Arbeitspause works in collective structures with artists and cultural workers. In the summer of 2021, an initiative with the same name was launched by Marta Stanisława Sala and Johanna Reichhart as a direct response to the increasing precarity of artists during the pandemic and as an urge to turn “being alone together” into “doing something together.” Five artistic actions, “Arbeitspause im Görli”, took place at Görlitzer Park. The origin of this can, however, be traced back to 2018, when the two artists, together with Marcos García Pérez and other fellow students, performed 24 hours of commoning at the Berlin University of the Arts as part of the “40 Years of Art in Context” exhibition. Last year, the collective held its first exhibition “Utopian interventions in Tempelhof’s landscapes” at Berliner Genossenschaftsforum with 26 international artists and filmmakers.
Katowice-born and Berlin-based Marta Stanisława Sala has long been working in collaboration with her fellow artists. Following fifteen intense years of life of art and social actions in Krakow (2000-2015), where she graduated in painting at the Academy of Fine Arts, Sala studied Art in Context at the Berlin University of the Arts with a DAAD scholarship (2017-2020). Besides painting and textiles, she deals with politically and socially engaged cultural animation and interdisciplinary art projects.
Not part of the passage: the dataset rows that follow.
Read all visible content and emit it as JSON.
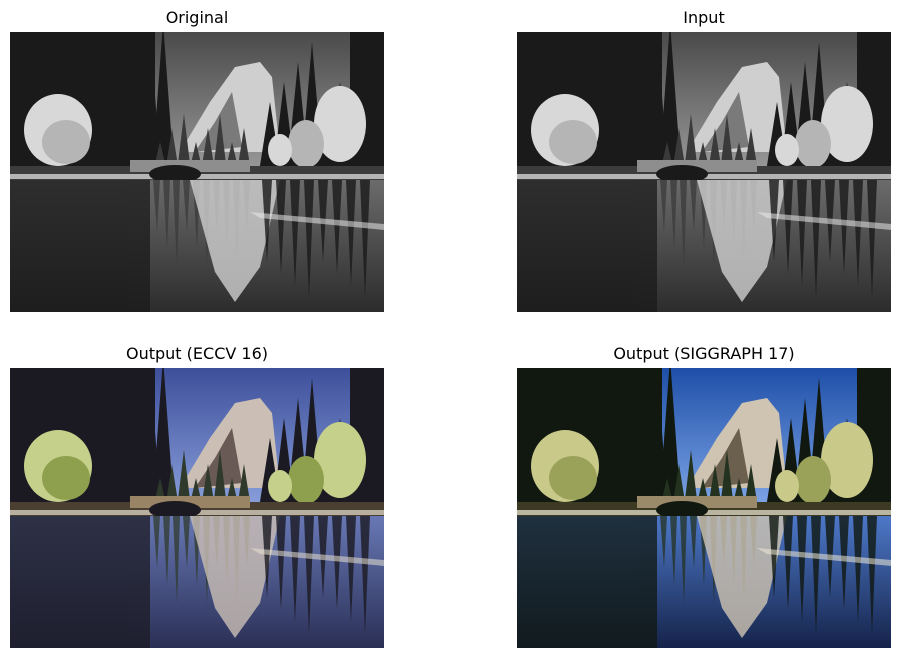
{
  "panels": [
    {
      "title": "Original",
      "variant": "grayscale"
    },
    {
      "title": "Input",
      "variant": "grayscale"
    },
    {
      "title": "Output (ECCV 16)",
      "variant": "color-purple"
    },
    {
      "title": "Output (SIGGRAPH 17)",
      "variant": "color-blue"
    }
  ],
  "palettes": {
    "grayscale": {
      "sky_top": "#4a4a4a",
      "sky_bottom": "#9a9a9a",
      "mountain": "#cfcfcf",
      "mountain_shadow": "#7a7a7a",
      "trees_dark": "#1a1a1a",
      "trees_mid": "#3a3a3a",
      "tree_light": "#d8d8d8",
      "tree_light2": "#b5b5b5",
      "bridge": "#8e8e8e",
      "snow": "#e8e8e8",
      "water_top": "#6b6b6b",
      "water_bottom": "#2c2c2c",
      "ground": "#3c3c3c"
    },
    "color-purple": {
      "sky_top": "#3d4f9a",
      "sky_bottom": "#8aa0dc",
      "mountain": "#cbbfb5",
      "mountain_shadow": "#6a5a55",
      "trees_dark": "#1b1a22",
      "trees_mid": "#2f3a2c",
      "tree_light": "#c5d08a",
      "tree_light2": "#8ea04e",
      "bridge": "#9a8466",
      "snow": "#e6e0cf",
      "water_top": "#6878b5",
      "water_bottom": "#2a2f55",
      "ground": "#4a3f30"
    },
    "color-blue": {
      "sky_top": "#1e4fa8",
      "sky_bottom": "#7fa6e6",
      "mountain": "#cfc4b2",
      "mountain_shadow": "#6b5f4e",
      "trees_dark": "#101810",
      "trees_mid": "#243220",
      "tree_light": "#c9c98a",
      "tree_light2": "#9aa25a",
      "bridge": "#9a8a6a",
      "snow": "#efe9d6",
      "water_top": "#4d78c8",
      "water_bottom": "#15234a",
      "ground": "#3d3a24"
    }
  }
}
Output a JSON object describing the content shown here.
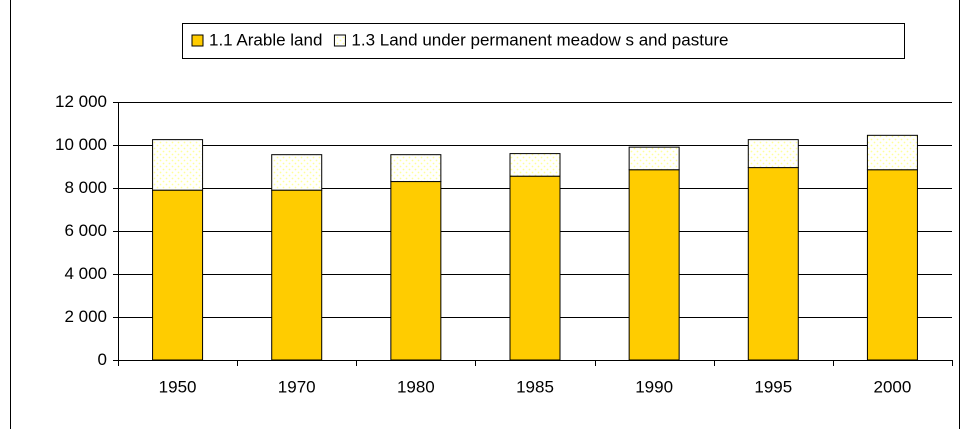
{
  "chart_data": {
    "type": "stacked_bar",
    "categories": [
      "1950",
      "1970",
      "1980",
      "1985",
      "1990",
      "1995",
      "2000"
    ],
    "series": [
      {
        "name": "1.1 Arable land",
        "color": "#ffcc00",
        "values": [
          7900,
          7900,
          8300,
          8550,
          8850,
          8950,
          8850
        ]
      },
      {
        "name": "1.3 Land under permanent meadow s and pasture",
        "color": "#ffff99",
        "values": [
          2350,
          1650,
          1250,
          1050,
          1050,
          1300,
          1600
        ]
      }
    ],
    "ylim": [
      0,
      12000
    ],
    "yticks": [
      0,
      {
        "value": 2000,
        "label": "2 000"
      },
      {
        "value": 4000,
        "label": "4 000"
      },
      {
        "value": 6000,
        "label": "6 000"
      },
      {
        "value": 8000,
        "label": "8 000"
      },
      {
        "value": 10000,
        "label": "10 000"
      },
      {
        "value": 12000,
        "label": "12 000"
      }
    ],
    "grid": true,
    "legend": "top"
  }
}
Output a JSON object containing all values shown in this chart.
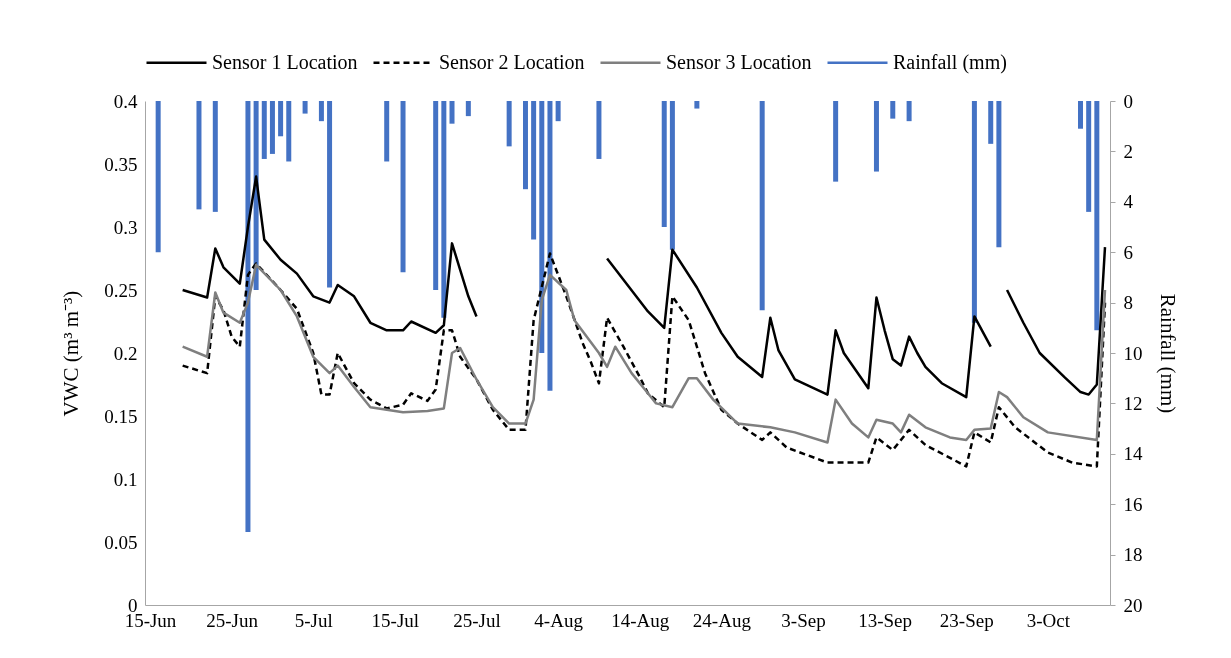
{
  "chart_data": {
    "type": "line",
    "ylabel": "VWC (m³ m⁻³)",
    "y2label": "Rainfall (mm)",
    "legend": "top",
    "line_style": "solid",
    "xlim": [
      "--06-15",
      "--10-10"
    ],
    "xticks": [
      {
        "value": "--06-15",
        "label": "15-Jun"
      },
      {
        "value": "--06-25",
        "label": "25-Jun"
      },
      {
        "value": "--07-05",
        "label": "5-Jul"
      },
      {
        "value": "--07-15",
        "label": "15-Jul"
      },
      {
        "value": "--07-25",
        "label": "25-Jul"
      },
      {
        "value": "--08-04",
        "label": "4-Aug"
      },
      {
        "value": "--08-14",
        "label": "14-Aug"
      },
      {
        "value": "--08-24",
        "label": "24-Aug"
      },
      {
        "value": "--09-03",
        "label": "3-Sep"
      },
      {
        "value": "--09-13",
        "label": "13-Sep"
      },
      {
        "value": "--09-23",
        "label": "23-Sep"
      },
      {
        "value": "--10-03",
        "label": "3-Oct"
      }
    ],
    "ylim": [
      0,
      0.4
    ],
    "yticks": [
      0,
      0.05,
      0.1,
      0.15,
      0.2,
      0.25,
      0.3,
      0.35,
      0.4
    ],
    "y2lim": [
      20,
      0
    ],
    "y2ticks": [
      0,
      2,
      4,
      6,
      8,
      10,
      12,
      14,
      16,
      18,
      20
    ],
    "series": [
      {
        "name": "Sensor 1 Location",
        "color": "#000000",
        "x": [
          "--06-19",
          "--06-20",
          "--06-22",
          "--06-23",
          "--06-24",
          "--06-26",
          "--06-27",
          "--06-28",
          "--06-29",
          "--07-01",
          "--07-03",
          "--07-05",
          "--07-07",
          "--07-08",
          "--07-10",
          "--07-12",
          "--07-14",
          "--07-16",
          "--07-17",
          "--07-20",
          "--07-21",
          "--07-22",
          "--07-23",
          "--07-24",
          "--07-25",
          "--07-26",
          "--08-09",
          "--08-10",
          "--08-15",
          "--08-17",
          "--08-18",
          "--08-21",
          "--08-24",
          "--08-26",
          "--08-29",
          "--08-30",
          "--08-31",
          "--09-02",
          "--09-06",
          "--09-07",
          "--09-08",
          "--09-11",
          "--09-12",
          "--09-13",
          "--09-14",
          "--09-15",
          "--09-16",
          "--09-17",
          "--09-18",
          "--09-20",
          "--09-23",
          "--09-24",
          "--09-26",
          "--09-27",
          "--09-28",
          "--09-30",
          "--10-02",
          "--10-05",
          "--10-07",
          "--10-08",
          "--10-09",
          "--10-10"
        ],
        "values": [
          0.25,
          0.248,
          0.244,
          0.283,
          0.268,
          0.255,
          0.3,
          0.34,
          0.29,
          0.274,
          0.263,
          0.245,
          0.24,
          0.254,
          0.245,
          0.224,
          0.218,
          0.218,
          0.225,
          0.216,
          0.222,
          0.287,
          0.266,
          0.245,
          0.229,
          null,
          null,
          0.275,
          0.233,
          0.22,
          0.282,
          0.252,
          0.216,
          0.197,
          0.181,
          0.228,
          0.202,
          0.179,
          0.167,
          0.218,
          0.2,
          0.172,
          0.244,
          0.218,
          0.195,
          0.19,
          0.213,
          0.2,
          0.189,
          0.176,
          0.165,
          0.229,
          0.205,
          null,
          0.25,
          0.224,
          0.2,
          0.181,
          0.169,
          0.167,
          0.175,
          0.284
        ]
      },
      {
        "name": "Sensor 2 Location",
        "color": "#000000",
        "line_style": "dashed",
        "x": [
          "--06-19",
          "--06-22",
          "--06-23",
          "--06-24",
          "--06-25",
          "--06-26",
          "--06-27",
          "--06-28",
          "--07-01",
          "--07-03",
          "--07-05",
          "--07-06",
          "--07-07",
          "--07-08",
          "--07-10",
          "--07-12",
          "--07-14",
          "--07-16",
          "--07-17",
          "--07-19",
          "--07-20",
          "--07-21",
          "--07-22",
          "--07-23",
          "--07-25",
          "--07-27",
          "--07-29",
          "--07-31",
          "--08-01",
          "--08-03",
          "--08-05",
          "--08-07",
          "--08-08",
          "--08-09",
          "--08-10",
          "--08-12",
          "--08-14",
          "--08-15",
          "--08-17",
          "--08-18",
          "--08-20",
          "--08-22",
          "--08-24",
          "--08-26",
          "--08-29",
          "--08-30",
          "--09-01",
          "--09-06",
          "--09-11",
          "--09-12",
          "--09-14",
          "--09-16",
          "--09-18",
          "--09-23",
          "--09-24",
          "--09-26",
          "--09-27",
          "--09-29",
          "--10-03",
          "--10-06",
          "--10-09",
          "--10-10"
        ],
        "values": [
          0.19,
          0.184,
          0.245,
          0.234,
          0.213,
          0.205,
          0.262,
          0.271,
          0.25,
          0.235,
          0.2,
          0.167,
          0.167,
          0.2,
          0.176,
          0.163,
          0.156,
          0.159,
          0.168,
          0.162,
          0.171,
          0.218,
          0.218,
          0.197,
          0.179,
          0.155,
          0.139,
          0.139,
          0.226,
          0.279,
          0.245,
          0.208,
          0.193,
          0.176,
          0.228,
          0.205,
          0.181,
          0.168,
          0.157,
          0.245,
          0.226,
          0.184,
          0.155,
          0.144,
          0.131,
          0.137,
          0.125,
          0.113,
          0.113,
          0.133,
          0.123,
          0.139,
          0.127,
          0.11,
          0.137,
          0.129,
          0.157,
          0.141,
          0.121,
          0.113,
          0.11,
          0.24
        ]
      },
      {
        "name": "Sensor 3 Location",
        "color": "#7f7f7f",
        "x": [
          "--06-19",
          "--06-22",
          "--06-23",
          "--06-24",
          "--06-26",
          "--06-27",
          "--06-28",
          "--07-01",
          "--07-03",
          "--07-05",
          "--07-07",
          "--07-08",
          "--07-10",
          "--07-12",
          "--07-16",
          "--07-19",
          "--07-21",
          "--07-22",
          "--07-23",
          "--07-25",
          "--07-27",
          "--07-29",
          "--07-31",
          "--08-01",
          "--08-02",
          "--08-03",
          "--08-05",
          "--08-06",
          "--08-09",
          "--08-10",
          "--08-11",
          "--08-13",
          "--08-15",
          "--08-16",
          "--08-18",
          "--08-20",
          "--08-21",
          "--08-23",
          "--08-26",
          "--08-30",
          "--09-02",
          "--09-06",
          "--09-07",
          "--09-09",
          "--09-11",
          "--09-12",
          "--09-14",
          "--09-15",
          "--09-16",
          "--09-18",
          "--09-21",
          "--09-23",
          "--09-24",
          "--09-26",
          "--09-27",
          "--09-28",
          "--09-30",
          "--10-03",
          "--10-09",
          "--10-10"
        ],
        "values": [
          0.205,
          0.197,
          0.248,
          0.232,
          0.224,
          0.24,
          0.27,
          0.25,
          0.229,
          0.197,
          0.184,
          0.19,
          0.173,
          0.157,
          0.153,
          0.154,
          0.156,
          0.2,
          0.204,
          0.179,
          0.157,
          0.144,
          0.144,
          0.163,
          0.242,
          0.262,
          0.25,
          0.226,
          0.2,
          0.189,
          0.205,
          0.184,
          0.168,
          0.16,
          0.157,
          0.18,
          0.18,
          0.163,
          0.144,
          0.141,
          0.137,
          0.129,
          0.163,
          0.144,
          0.133,
          0.147,
          0.144,
          0.137,
          0.151,
          0.141,
          0.133,
          0.131,
          0.139,
          0.14,
          0.169,
          0.165,
          0.149,
          0.137,
          0.131,
          0.25
        ]
      },
      {
        "name": "Rainfall (mm)",
        "color": "#4472c4",
        "type": "bar",
        "axis": "y2",
        "x": [
          "--06-16",
          "--06-21",
          "--06-23",
          "--06-27",
          "--06-28",
          "--06-29",
          "--06-30",
          "--07-01",
          "--07-02",
          "--07-04",
          "--07-06",
          "--07-07",
          "--07-14",
          "--07-16",
          "--07-20",
          "--07-21",
          "--07-22",
          "--07-24",
          "--07-29",
          "--07-31",
          "--08-01",
          "--08-02",
          "--08-03",
          "--08-04",
          "--08-09",
          "--08-17",
          "--08-18",
          "--08-21",
          "--08-29",
          "--09-07",
          "--09-12",
          "--09-14",
          "--09-16",
          "--09-24",
          "--09-26",
          "--09-27",
          "--10-07",
          "--10-08",
          "--10-09"
        ],
        "values": [
          6.0,
          4.3,
          4.4,
          17.1,
          7.5,
          2.3,
          2.1,
          1.4,
          2.4,
          0.5,
          0.8,
          7.4,
          2.4,
          6.8,
          7.5,
          8.6,
          0.9,
          0.6,
          1.8,
          3.5,
          5.5,
          10.0,
          11.5,
          0.8,
          2.3,
          5.0,
          5.9,
          0.3,
          8.3,
          3.2,
          2.8,
          0.7,
          0.8,
          8.8,
          1.7,
          5.8,
          1.1,
          4.4,
          9.1
        ]
      }
    ]
  }
}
Her recent projects include the Jewish remembrance culture project “Esther’s Willow” in her hometown Chrzanów and a series artistic action on Utopian language with Cheong Kin Man. Her works have been presented at Ujazdowski Castle, Le Guern in Warsaw; Galicia Jewish Museum, Bunkier Sztuki in Krakow; Temporary Gallery in Cologne; SAVVY Contemporary in Berlin; KUB in Leipzig; among others.
Cheong Kin Man is a PhD student in Visual and Media Anthropology at Freie Universität Berlin and cultural correspondent of Portuguese newspaper Jornal Tribuna de Macau in Central Europe. A former government translator and interpreter and occasional curator since 2008, he writes in Chinese, English, French, German and Portuguese and publishes in Macau, Germany, Hong Kong, Portugal, Réunion or Taiwan. His award-winning experimental visual ethnography “a useless fiction” (2015, 2023) has been presented in over 40 countries and territories. His works have been presented at Museu do Oriente (Portugal), Yilan Museum of Art (Taiwan), and in film festivals like Festival de Cine de Bogotá, Duisburger Filmwoche, Singapore (SGIFF) and China Independent Film Festival. As part of the Arbeitspause collective, he has been working intensively with Berlin-based Polish artist Marta Stanisława Sala since 2021.